Onboarding Guide

Getting started with data virtualization

This guide is intended for data providers and engineers who are new to virtual store technology and want to begin virtualizing NASA datasets.

Prerequisites

(List required background knowledge, tools, and access credentials.)

Step 1: Understand your data

Before virtualizing, document:

  • File format (NetCDF, HDF5, GeoTIFF, etc.) and any data hierarchy
  • Grid structure (uniform, non-uniform, swath)
  • Typical file sizes and granule counts
  • Primary user access patterns

Step 2: Choose a virtualization approach

Approach Best for Status
Kerchunk Reference files for existing archives Mature
Icechunk Transactional stores, appending data Active development

Step 3: Design your chunk manifest

Refer to Best Practices and Known Limitations before finalizing your chunk layout.

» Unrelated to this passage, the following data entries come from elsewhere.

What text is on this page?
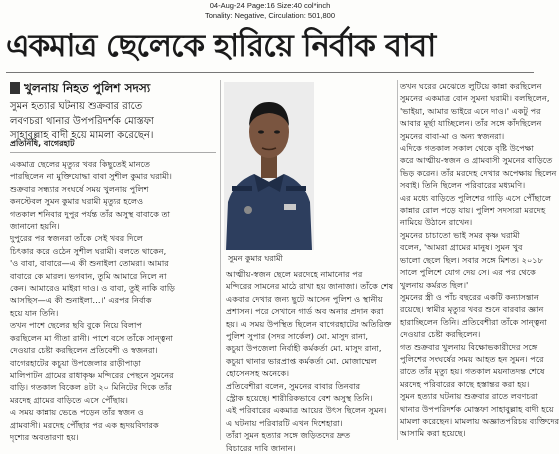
04-Aug-24 Page:16 Size:40 col*inch
Tonality: Negative, Circulation: 501,800
একমাত্র ছেলেকে হারিয়ে নির্বাক বাবা
খুলনায় নিহত পুলিশ সদস্য
সুমন হত্যার ঘটনায় শুক্রবার রাতে
লবণচরা থানার উপপরিদর্শক মোস্তফা
সাহাবুল্লাহ বাদী হয়ে মামলা করেছেন।
প্রতিনিধি, বাগেরহাট
সুমন কুমার ঘরামী
একমাত্র ছেলের মৃত্যুর খবর কিছুতেই মানতে
পারছিলেন না মুক্তিযোদ্ধা বাবা সুশীল কুমার ঘরামী।
শুক্রবার সন্ধ্যার সংঘর্ষে সময় খুলনায় পুলিশ
কনস্টেবল সুমন কুমার ঘরামী মৃত্যুর হলেও
গতকাল শনিবার দুপুর পর্যন্ত তাঁর অসুস্থ বাবাকে তা
জানানো হয়নি।
দুপুরের পর স্বজনরা তাঁকে সেই খবর দিলে
চিৎকার করে ওঠেন সুশীল ঘরামী। বলতে থাকেন,
'ও বাবা, বাবারে—এ কী শুনাইলা তোমরা। আমার
বাবারে কে মারল। ভগবান, তুমি আমারে নিলে না
কেন। আমারেও মাইরা দাও। ও বাবা, তুই নাকি বাড়ি
আসছিস—এ কী শুনাইলা…।' এরপর নির্বাক
হয়ে যান তিনি।
তখন পাশে ছেলের ছবি বুকে নিয়ে বিলাপ
করছিলেন মা গীতা রানী। পাশে বসে তাঁকে সান্ত্বনা
দেওয়ার চেষ্টা করছিলেন প্রতিবেশী ও স্বজনরা।
বাগেরহাটের কচুয়া উপজেলার রাড়ীপাড়া
মালিপাটন গ্রামের রাধাকৃষ্ণ মন্দিরের পেছনে সুমনের
বাড়ি। গতকাল বিকেল ৪টা ২০ মিনিটের দিকে তাঁর
মরদেহ গ্রামের বাড়িতে এসে পৌঁছায়।
এ সময় কান্নায় ভেঙে পড়েন তাঁর স্বজন ও
গ্রামবাসী। মরদেহ পৌঁছার পর এক হৃদয়বিদারক
দৃশ্যের অবতারণা হয়।
আত্মীয়-স্বজন ছেলে মরদেহে নামানোর পর
মন্দিরের সামনের মাঠে রাখা হয় জানাজা। তাঁকে শেষ
একবার দেখার জন্য ছুটে আসেন পুলিশ ও স্থানীয়
প্রশাসন। পরে সেখানে গার্ড অব অনার প্রদান করা
হয়। এ সময় উপস্থিত ছিলেন বাগেরহাটের অতিরিক্ত
পুলিশ সুপার (সদর সার্কেল) মো. মাসুদ রানা,
কচুয়া উপজেলা নির্বাহী কর্মকর্তা মো. মাসুদ রানা,
কচুয়া থানার ভারপ্রাপ্ত কর্মকর্তা মো. মোজাম্মেল
হোসেনসহ অনেকে।
প্রতিবেশীরা বলেন, সুমনের বাবার তিনবার
স্ট্রোক হয়েছে। শারীরিকভাবে বেশ অসুস্থ তিনি।
এই পরিবারের একমাত্র আয়ের উৎস ছিলেন সুমন।
এ ঘটনায় পরিবারটি এখন দিশেহারা।
তাঁরা সুমন হত্যার সঙ্গে জড়িতদের দ্রুত
বিচারের দাবি জানান।
তখন ঘরের মেঝেতে লুটিয়ে কান্না করছিলেন
সুমনের একমাত্র বোন সুমনা ঘরামী। বলছিলেন,
'ভাইয়া, আমার ভাইরে এনে দাও।' একটু পর
আবার মূর্ছা যাচ্ছিলেন। তাঁর সঙ্গে কাঁদছিলেন
সুমনের বাবা-মা ও অন্য স্বজনরা।
এদিকে গতকাল সকাল থেকে বৃষ্টি উপেক্ষা
করে আত্মীয়-স্বজন ও গ্রামবাসী সুমনের বাড়িতে
ভিড় করেন। তাঁর মরদেহ দেখার অপেক্ষায় ছিলেন
সবাই। তিনি ছিলেন পরিবারের মধ্যমণি।
এর মধ্যে বাড়িতে পুলিশের গাড়ি এসে পৌঁছালে
কান্নার রোল পড়ে যায়। পুলিশ সদস্যরা মরদেহ
নামিয়ে উঠানে রাখেন।
সুমনের চাচাতো ভাই সমর কৃষ্ণ ঘরামী
বলেন, 'আমরা গ্রামের মানুষ। সুমন খুব
ভালো ছেলে ছিল। সবার সঙ্গে মিশত। ২০১৮
সালে পুলিশে যোগ দেয় সে। এর পর থেকে
খুলনায় কর্মরত ছিল।'
সুমনের স্ত্রী ও পাঁচ বছরের একটি কন্যাসন্তান
রয়েছে। স্বামীর মৃত্যুর খবর শুনে বারবার জ্ঞান
হারাচ্ছিলেন তিনি। প্রতিবেশীরা তাঁকে সান্ত্বনা
দেওয়ার চেষ্টা করছিলেন।
গত শুক্রবার খুলনায় বিক্ষোভকারীদের সঙ্গে
পুলিশের সংঘর্ষের সময় আহত হন সুমন। পরে
রাতে তাঁর মৃত্যু হয়। গতকাল ময়নাতদন্ত শেষে
মরদেহ পরিবারের কাছে হস্তান্তর করা হয়।
সুমন হত্যার ঘটনায় শুক্রবার রাতে লবণচরা
থানার উপপরিদর্শক মোস্তফা সাহাবুল্লাহ বাদী হয়ে
মামলা করেছেন। মামলায় অজ্ঞাতপরিচয় ব্যক্তিদের
আসামি করা হয়েছে।
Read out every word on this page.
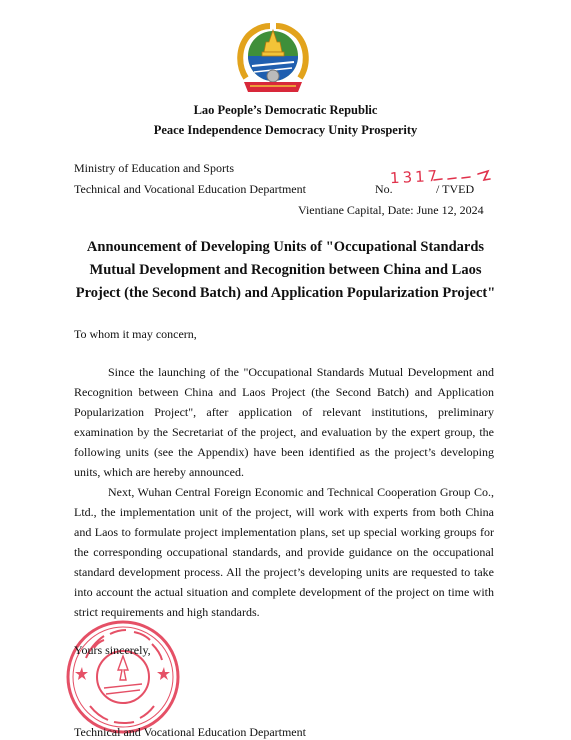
Lao People’s Democratic Republic
Peace Independence Democracy Unity Prosperity
Ministry of Education and Sports
Technical and Vocational Education Department	No.
1317
/ TVED
Vientiane Capital, Date: June 12, 2024
Announcement of Developing Units of "Occupational Standards
Mutual Development and Recognition between China and Laos
Project (the Second Batch) and Application Popularization Project"
To whom it may concern,

Since the launching of the "Occupational Standards Mutual Development and Recognition between China and Laos Project (the Second Batch) and Application Popularization Project", after application of relevant institutions, preliminary examination by the Secretariat of the project, and evaluation by the expert group, the following units (see the Appendix) have been identified as the project’s developing units, which are hereby announced.

Next, Wuhan Central Foreign Economic and Technical Cooperation Group Co., Ltd., the implementation unit of the project, will work with experts from both China and Laos to formulate project implementation plans, set up special working groups for the corresponding occupational standards, and provide guidance on the occupational standard development process. All the project’s developing units are requested to take into account the actual situation and complete development of the project on time with strict requirements and high standards.

Yours sincerely,
Technical and Vocational Education Department
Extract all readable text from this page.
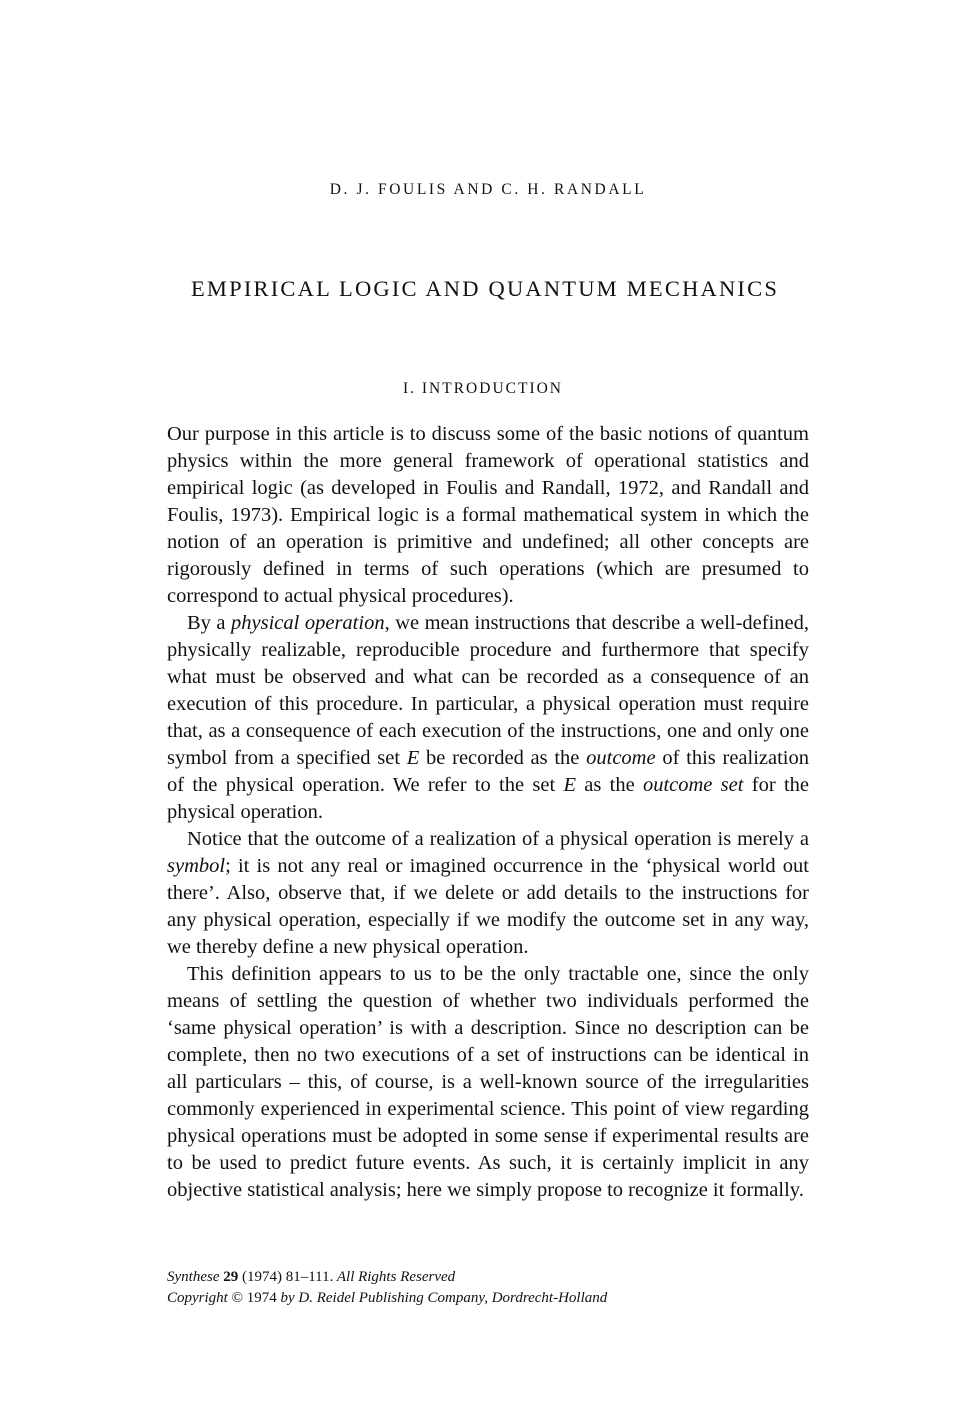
D. J. FOULIS AND C. H. RANDALL
EMPIRICAL LOGIC AND QUANTUM MECHANICS
I. INTRODUCTION

Our purpose in this article is to discuss some of the basic notions of quantum physics within the more general framework of operational statistics and empirical logic (as developed in Foulis and Randall, 1972, and Randall and Foulis, 1973). Empirical logic is a formal mathematical system in which the notion of an operation is primitive and undefined; all other concepts are rigorously defined in terms of such operations (which are presumed to correspond to actual physical procedures).

By a physical operation, we mean instructions that describe a well-defined, physically realizable, reproducible procedure and furthermore that specify what must be observed and what can be recorded as a consequence of an execution of this procedure. In particular, a physical operation must require that, as a consequence of each execution of the instructions, one and only one symbol from a specified set E be recorded as the outcome of this realization of the physical operation. We refer to the set E as the outcome set for the physical operation.

Notice that the outcome of a realization of a physical operation is merely a symbol; it is not any real or imagined occurrence in the ‘physical world out there’. Also, observe that, if we delete or add details to the instructions for any physical operation, especially if we modify the outcome set in any way, we thereby define a new physical operation.

This definition appears to us to be the only tractable one, since the only means of settling the question of whether two individuals performed the ‘same physical operation’ is with a description. Since no description can be complete, then no two executions of a set of instructions can be identical in all particulars – this, of course, is a well-known source of the irregularities commonly experienced in experimental science. This point of view regarding physical operations must be adopted in some sense if experimental results are to be used to predict future events. As such, it is certainly implicit in any objective statistical analysis; here we simply propose to recognize it formally.

Synthese 29 (1974) 81–111. All Rights Reserved
Copyright © 1974 by D. Reidel Publishing Company, Dordrecht-Holland
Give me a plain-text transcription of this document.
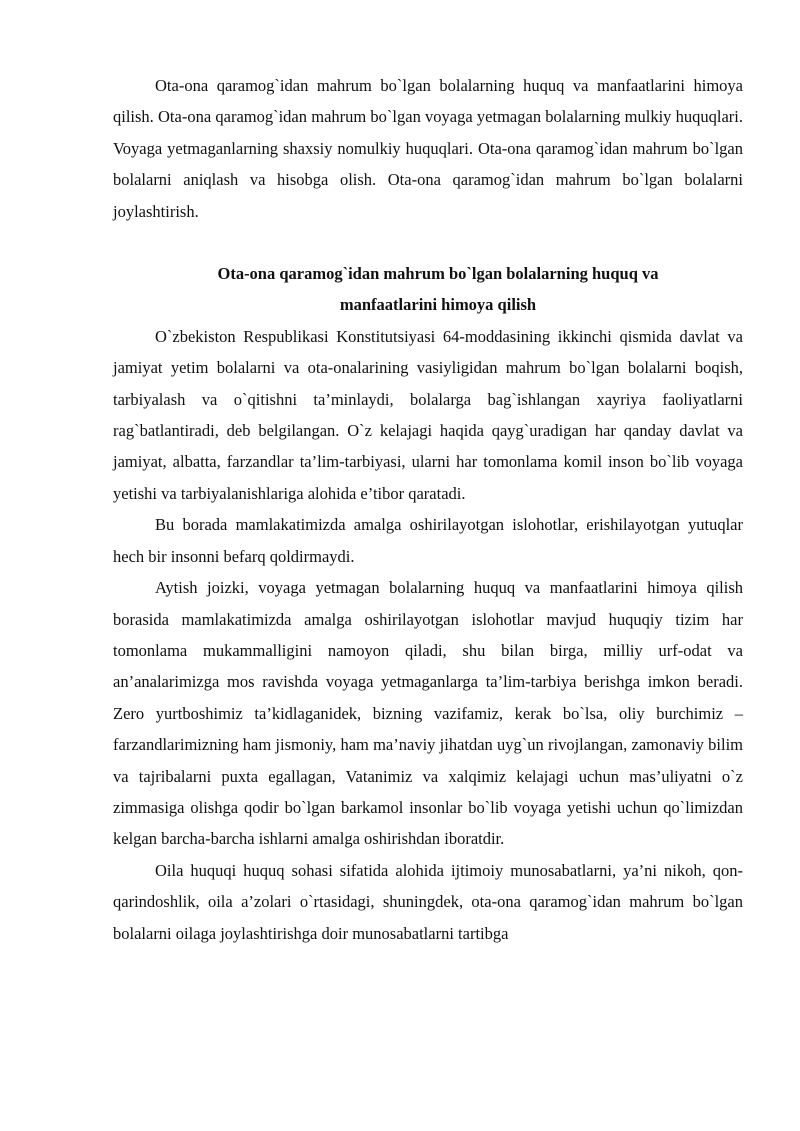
Ota-ona qaramog`idan mahrum bo`lgan bolalarning huquq va manfaatlarini himoya qilish. Ota-ona qaramog`idan mahrum bo`lgan voyaga yetmagan bolalarning mulkiy huquqlari. Voyaga yetmaganlarning shaxsiy nomulkiy huquqlari. Ota-ona qaramog`idan mahrum bo`lgan bolalarni aniqlash va hisobga olish. Ota-ona qaramog`idan mahrum bo`lgan bolalarni joylashtirish.

Ota-ona qaramog`idan mahrum bo`lgan bolalarning huquq va manfaatlarini himoya qilish

O`zbekiston Respublikasi Konstitutsiyasi 64-moddasining ikkinchi qismida davlat va jamiyat yetim bolalarni va ota-onalarining vasiyligidan mahrum bo`lgan bolalarni boqish, tarbiyalash va o`qitishni ta’minlaydi, bolalarga bag`ishlangan xayriya faoliyatlarni rag`batlantiradi, deb belgilangan. O`z kelajagi haqida qayg`uradigan har qanday davlat va jamiyat, albatta, farzandlar ta’lim-tarbiyasi, ularni har tomonlama komil inson bo`lib voyaga yetishi va tarbiyalanishlariga alohida e’tibor qaratadi.

Bu borada mamlakatimizda amalga oshirilayotgan islohotlar, erishilayotgan yutuqlar hech bir insonni befarq qoldirmaydi.

Aytish joizki, voyaga yetmagan bolalarning huquq va manfaatlarini himoya qilish borasida mamlakatimizda amalga oshirilayotgan islohotlar mavjud huquqiy tizim har tomonlama mukammalligini namoyon qiladi, shu bilan birga, milliy urf-odat va an’analarimizga mos ravishda voyaga yetmaganlarga ta’lim-tarbiya berishga imkon beradi. Zero yurtboshimiz ta’kidlaganidek, bizning vazifamiz, kerak bo`lsa, oliy burchimiz – farzandlarimizning ham jismoniy, ham ma’naviy jihatdan uyg`un rivojlangan, zamonaviy bilim va tajribalarni puxta egallagan, Vatanimiz va xalqimiz kelajagi uchun mas’uliyatni o`z zimmasiga olishga qodir bo`lgan barkamol insonlar bo`lib voyaga yetishi uchun qo`limizdan kelgan barcha-barcha ishlarni amalga oshirishdan iboratdir.

Oila huquqi huquq sohasi sifatida alohida ijtimoiy munosabatlarni, ya’ni nikoh, qon-qarindoshlik, oila a’zolari o`rtasidagi, shuningdek, ota-ona qaramog`idan mahrum bo`lgan bolalarni oilaga joylashtirishga doir munosabatlarni tartibga
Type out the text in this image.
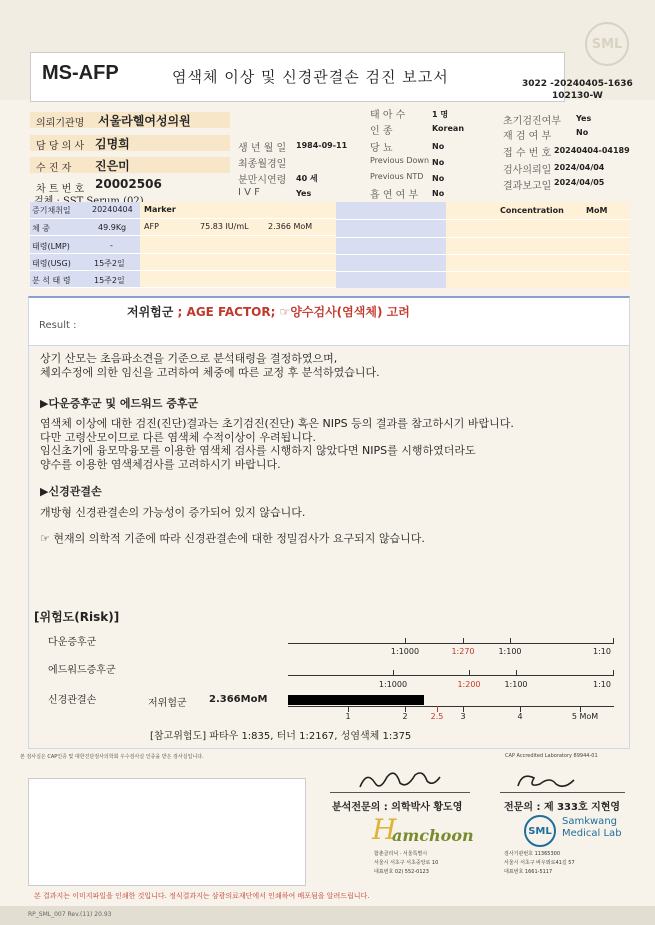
SML
MS-AFP	염색체 이상 및 신경관결손 검진 보고서	3022 -20240405-1636
102130-W
의뢰기관명 서울라헬여성의원
담 당 의 사 김명희
수 진 자 진은미
차 트 번 호 20002506
생 년 월 일 1984-09-11
최종월경일
분만시연령 40 세
I V F	Yes
태 아 수	1 명
인 종	Korean
당 뇨	No
Previous Down No
Previous NTD No
흡 연 여 부 No
초기검진여부 Yes
재 검 여 부	No
접 수 번 호 20240404-04189
검사의뢰일 2024/04/04
결과보고일 2024/04/05
증기채취일	20240404 Marker
체 중	49.9Kg AFP	75.83 IU/mL 2.366 MoM
태령(LMP)	-
태령(USG)	15주2일
분 석 태 령	15주2일
Concentration	MoM
Result :
저위험군 ; AGE FACTOR; ☞양수검사(염색체) 고려
상기 산모는 초음파소견을 기준으로 분석태령을 결정하였으며,
체외수정에 의한 임신을 고려하여 체중에 따른 교정 후 분석하였습니다.
▶다운증후군 및 에드워드 증후군
염색체 이상에 대한 검진(진단)결과는 초기검진(진단) 혹은 NIPS 등의 결과를 참고하시기 바랍니다.
다만 고령산모이므로 다른 염색체 수적이상이 우려됩니다.
임신초기에 융모막융모를 이용한 염색체 검사를 시행하지 않았다면 NIPS를 시행하였더라도
양수를 이용한 염색체검사를 고려하시기 바랍니다.
▶신경관결손
개방형 신경관결손의 가능성이 증가되어 있지 않습니다.
☞ 현재의 의학적 기준에 따라 신경관결손에 대한 정밀검사가 요구되지 않습니다.
[위험도(Risk)]
다운증후군
에드워드증후군
신경관결손	저위험군 2.366MoM
1:1000	1:270	1:100	1:10
1:1000	1:200	1:100	1:10
1	2	2.5 3	4	5 MoM
[참고위험도] 파타우 1:835, 터너 1:2167, 성염색체 1:375
본 검사실은 CAP인증 및 대한진단검사의학회 우수검사실 인증을 받은 검사실입니다.	CAP Accredited Laboratory 89944-01
분석전문의 : 의학박사 황도영	전문의 : 제 333호 지현영
H
amchoon
함춘클리닉 · 서울특별시
서울시 서초구 서초중앙로 10
대표번호 02) 552-0123
SML
Samkwang
Medical Lab
검사기관번호 11365300
서울시 서초구 바우뫼로41길 57
대표번호 1661-5117
본 결과지는 이미지파일을 인쇄한 것입니다. 정식결과지는 삼광의료재단에서 인쇄하여 배포됨을 알려드립니다.
RP_SML_007 Rev.(11) 20.93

Step 4: Generate and validate your virtual store

(Step-by-step instructions and code examples to be added.)

The toolchain offers multiple entry points at this step:

  • earthaccess.virtualize() provides a higher-level interface that handles common cases with less configuration.
  • Icechunk API directly offers more control over commit behavior, store configuration, and append workflows.

Generation can run in series or in parallel (e.g., using Dask), depending on the number of granules and available compute.

Step 5: Register and publish

(Instructions for registering your virtual store with the relevant DAAC and making it discoverable.)

Getting help

(Links to community resources, Slack channels, issue trackers, etc.)

Common gotchas

Before starting, review the Known Limitations section — several apply directly to onboarding decisions:

Additionally, netCDF group hierarchies may need to be flattened during virtualization. Support for netCDF groups in virtual stores is a work-in-progress. If preserving hierarchy matters for your dataset, test this early with xarray DataTree.